Albert Einstein thought about big things; space and time, the size, origin, and destination of the Universe. Most of us B2B marketers are a bit more limited.  Customers and competitors, the size and future of our market share. But one thing is pretty clear, it’s all relative.

Relativity teaches us the connection between the different descriptions of one and the same reality. – Albert Einstein

Markets are Conversations as the saying goes.  The talkers are are buyers, sellers and interlopers.  When buyers and sellers converse, they talk about the exchange of value.  As I wrote about here, sellers bring a chorus of voices to this value conversation; marketing talking about the possible, sales about the powerful and customer success about the practical.

One critical aspect of any conversation is the setting.  And how I talk and how I am received is determined in a large part by the setting or context.  Mettalica, if your taste allows which mine does, may sound great to you in a large stadium concert, but if they brought the same sound and equipment to a coffeehouse you might just go deaf, and you’d almost certainly run out of the venue quickly.  As Einstein is also quoted as saying, “If you sit with a nice girl for 2 hours it seems like a second, if you sit on a stove for a second it seems like an hour, that’s relativity!”

Value conversations are all RELATIVE to the buyer, not the seller.  The local setting, while part of the space-time continuum of the universe, lives in a problem-solution set of coordinates.  What are the problems that matter most to the buyer, and what are the known solutions that exist to solve them.  Competition then, is all about being relative in and to that problem-solution continuum.

The KEY to competitive marketing then, is connecting to and influencing the problem-solution frame of reference of the customer.  The first obvious answer is to have intimacy with the customer’s world.  YES.  However, the bigger win is by marrying that customer intimacy with your uniqueness, and actually SHIFTING the customer’s frame of reference.  Challenger Sales methodology talks about “commercial insight”,  while I personally prefer my Viewpoint Storytelling approach, but either way, the goal is the same, to shift the playing field away from competition and to you.

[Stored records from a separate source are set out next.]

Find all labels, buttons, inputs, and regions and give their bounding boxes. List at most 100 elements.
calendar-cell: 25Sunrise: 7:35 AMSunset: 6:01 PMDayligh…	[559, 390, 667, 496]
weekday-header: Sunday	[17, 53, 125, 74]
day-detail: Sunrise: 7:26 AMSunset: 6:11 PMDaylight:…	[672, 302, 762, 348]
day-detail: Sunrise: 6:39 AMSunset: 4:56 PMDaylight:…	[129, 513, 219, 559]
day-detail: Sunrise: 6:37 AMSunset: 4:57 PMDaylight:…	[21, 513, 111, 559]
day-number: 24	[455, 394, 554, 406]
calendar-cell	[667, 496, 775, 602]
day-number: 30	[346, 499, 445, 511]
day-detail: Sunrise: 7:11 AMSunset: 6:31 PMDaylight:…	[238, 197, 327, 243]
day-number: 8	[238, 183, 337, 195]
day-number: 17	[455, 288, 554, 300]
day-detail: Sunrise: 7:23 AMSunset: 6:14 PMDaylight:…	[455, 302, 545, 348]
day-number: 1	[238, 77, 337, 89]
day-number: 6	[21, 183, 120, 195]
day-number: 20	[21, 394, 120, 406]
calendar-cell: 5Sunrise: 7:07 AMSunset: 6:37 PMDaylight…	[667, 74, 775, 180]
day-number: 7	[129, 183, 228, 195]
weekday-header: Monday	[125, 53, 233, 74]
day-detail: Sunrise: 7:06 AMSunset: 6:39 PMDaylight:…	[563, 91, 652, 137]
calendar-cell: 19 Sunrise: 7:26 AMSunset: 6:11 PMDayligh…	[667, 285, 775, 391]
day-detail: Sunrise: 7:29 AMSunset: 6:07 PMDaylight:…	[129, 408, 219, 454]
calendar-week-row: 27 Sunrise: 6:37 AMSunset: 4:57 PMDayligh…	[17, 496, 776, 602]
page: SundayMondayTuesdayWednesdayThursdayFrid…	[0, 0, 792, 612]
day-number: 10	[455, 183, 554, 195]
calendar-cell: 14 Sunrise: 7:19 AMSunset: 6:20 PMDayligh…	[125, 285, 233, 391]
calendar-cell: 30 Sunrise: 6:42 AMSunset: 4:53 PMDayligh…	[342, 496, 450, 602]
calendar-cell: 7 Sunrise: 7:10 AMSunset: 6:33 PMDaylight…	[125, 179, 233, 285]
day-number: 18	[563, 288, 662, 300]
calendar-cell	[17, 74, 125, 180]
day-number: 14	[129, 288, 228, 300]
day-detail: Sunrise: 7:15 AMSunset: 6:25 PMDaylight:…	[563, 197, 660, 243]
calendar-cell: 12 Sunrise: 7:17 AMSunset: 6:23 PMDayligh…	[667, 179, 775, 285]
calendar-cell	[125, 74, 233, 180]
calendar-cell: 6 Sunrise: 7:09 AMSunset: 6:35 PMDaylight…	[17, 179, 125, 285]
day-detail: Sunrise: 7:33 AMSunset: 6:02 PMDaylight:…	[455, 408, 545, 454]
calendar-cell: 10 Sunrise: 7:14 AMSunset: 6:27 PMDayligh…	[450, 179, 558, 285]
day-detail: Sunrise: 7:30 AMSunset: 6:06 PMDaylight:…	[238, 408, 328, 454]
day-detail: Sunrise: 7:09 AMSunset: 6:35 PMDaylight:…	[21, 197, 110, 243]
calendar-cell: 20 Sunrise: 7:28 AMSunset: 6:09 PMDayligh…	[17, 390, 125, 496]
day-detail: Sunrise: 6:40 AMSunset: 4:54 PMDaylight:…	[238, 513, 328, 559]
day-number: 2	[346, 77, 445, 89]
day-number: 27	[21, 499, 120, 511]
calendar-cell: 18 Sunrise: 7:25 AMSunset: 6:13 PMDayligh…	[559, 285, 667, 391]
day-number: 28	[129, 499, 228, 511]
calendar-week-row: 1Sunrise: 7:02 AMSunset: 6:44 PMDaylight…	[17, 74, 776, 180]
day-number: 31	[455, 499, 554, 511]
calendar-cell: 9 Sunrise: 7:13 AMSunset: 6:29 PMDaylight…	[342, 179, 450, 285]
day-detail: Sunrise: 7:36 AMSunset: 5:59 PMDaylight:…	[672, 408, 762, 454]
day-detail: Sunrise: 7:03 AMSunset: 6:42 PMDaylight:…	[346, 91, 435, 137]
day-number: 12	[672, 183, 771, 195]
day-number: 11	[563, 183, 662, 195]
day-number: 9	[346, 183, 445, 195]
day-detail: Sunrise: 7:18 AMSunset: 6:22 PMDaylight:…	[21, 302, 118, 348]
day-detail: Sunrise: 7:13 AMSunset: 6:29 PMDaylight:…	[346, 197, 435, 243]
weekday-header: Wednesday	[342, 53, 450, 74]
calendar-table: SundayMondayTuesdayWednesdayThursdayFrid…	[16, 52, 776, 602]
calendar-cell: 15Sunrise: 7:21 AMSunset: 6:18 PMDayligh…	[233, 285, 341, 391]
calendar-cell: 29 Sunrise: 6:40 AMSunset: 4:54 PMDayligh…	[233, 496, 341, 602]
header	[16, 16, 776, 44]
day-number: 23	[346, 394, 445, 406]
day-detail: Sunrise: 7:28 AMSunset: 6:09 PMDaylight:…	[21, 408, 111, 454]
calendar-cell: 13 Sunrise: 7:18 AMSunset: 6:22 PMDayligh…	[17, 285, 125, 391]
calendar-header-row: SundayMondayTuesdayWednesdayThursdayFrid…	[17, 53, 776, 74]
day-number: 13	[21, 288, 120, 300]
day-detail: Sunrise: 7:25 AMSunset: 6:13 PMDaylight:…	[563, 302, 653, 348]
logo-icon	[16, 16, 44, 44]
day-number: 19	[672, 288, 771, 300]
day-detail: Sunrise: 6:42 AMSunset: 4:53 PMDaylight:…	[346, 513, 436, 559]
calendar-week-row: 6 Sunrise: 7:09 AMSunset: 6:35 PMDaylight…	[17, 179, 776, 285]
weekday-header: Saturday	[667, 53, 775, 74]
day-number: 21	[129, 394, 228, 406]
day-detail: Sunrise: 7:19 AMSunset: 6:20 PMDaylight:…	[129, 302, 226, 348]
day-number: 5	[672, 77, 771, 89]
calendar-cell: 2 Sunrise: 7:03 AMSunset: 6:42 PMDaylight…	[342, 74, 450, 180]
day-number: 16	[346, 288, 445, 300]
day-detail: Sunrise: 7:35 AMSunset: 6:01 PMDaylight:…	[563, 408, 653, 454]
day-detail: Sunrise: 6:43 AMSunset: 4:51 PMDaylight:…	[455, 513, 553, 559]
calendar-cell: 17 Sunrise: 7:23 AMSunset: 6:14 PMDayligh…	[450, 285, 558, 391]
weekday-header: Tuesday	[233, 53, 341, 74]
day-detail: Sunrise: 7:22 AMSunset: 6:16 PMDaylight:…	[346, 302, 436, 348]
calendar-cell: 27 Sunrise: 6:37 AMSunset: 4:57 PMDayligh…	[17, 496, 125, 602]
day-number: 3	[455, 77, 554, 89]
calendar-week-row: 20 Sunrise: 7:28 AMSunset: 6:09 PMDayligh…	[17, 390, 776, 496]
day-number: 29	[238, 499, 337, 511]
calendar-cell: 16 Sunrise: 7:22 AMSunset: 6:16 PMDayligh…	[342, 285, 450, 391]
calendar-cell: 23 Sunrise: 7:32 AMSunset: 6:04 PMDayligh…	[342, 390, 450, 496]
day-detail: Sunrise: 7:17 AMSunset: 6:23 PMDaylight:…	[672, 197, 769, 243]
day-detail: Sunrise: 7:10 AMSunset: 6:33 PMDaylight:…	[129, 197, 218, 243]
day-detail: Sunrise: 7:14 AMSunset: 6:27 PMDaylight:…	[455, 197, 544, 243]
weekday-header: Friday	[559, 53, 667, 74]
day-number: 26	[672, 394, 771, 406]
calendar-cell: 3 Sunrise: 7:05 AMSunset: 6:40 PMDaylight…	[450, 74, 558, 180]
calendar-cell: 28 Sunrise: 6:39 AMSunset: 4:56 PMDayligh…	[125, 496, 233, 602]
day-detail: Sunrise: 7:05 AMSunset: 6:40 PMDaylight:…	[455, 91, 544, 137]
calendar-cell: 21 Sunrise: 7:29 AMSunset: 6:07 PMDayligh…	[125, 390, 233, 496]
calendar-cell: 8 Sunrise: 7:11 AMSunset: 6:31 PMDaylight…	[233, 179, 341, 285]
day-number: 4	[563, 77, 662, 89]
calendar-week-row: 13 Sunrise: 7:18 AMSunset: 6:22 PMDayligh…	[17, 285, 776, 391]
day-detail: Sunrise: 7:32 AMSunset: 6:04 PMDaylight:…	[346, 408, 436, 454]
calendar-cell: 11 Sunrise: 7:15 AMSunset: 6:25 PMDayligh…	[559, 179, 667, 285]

Einstein’s Theory of General Relativity states that large objects warp the space time continuum and draw other objects toward them; we call that gravity.  My much more humble theory of Competitive Relativity says that great stories warp the Problem-Solution continuum and draw buyers to your solution, a kind of competitive gravitational pull.    Engage your customer in their context and pull them to your uniqueness and that 2 hour sales lunch will feel like a hot second!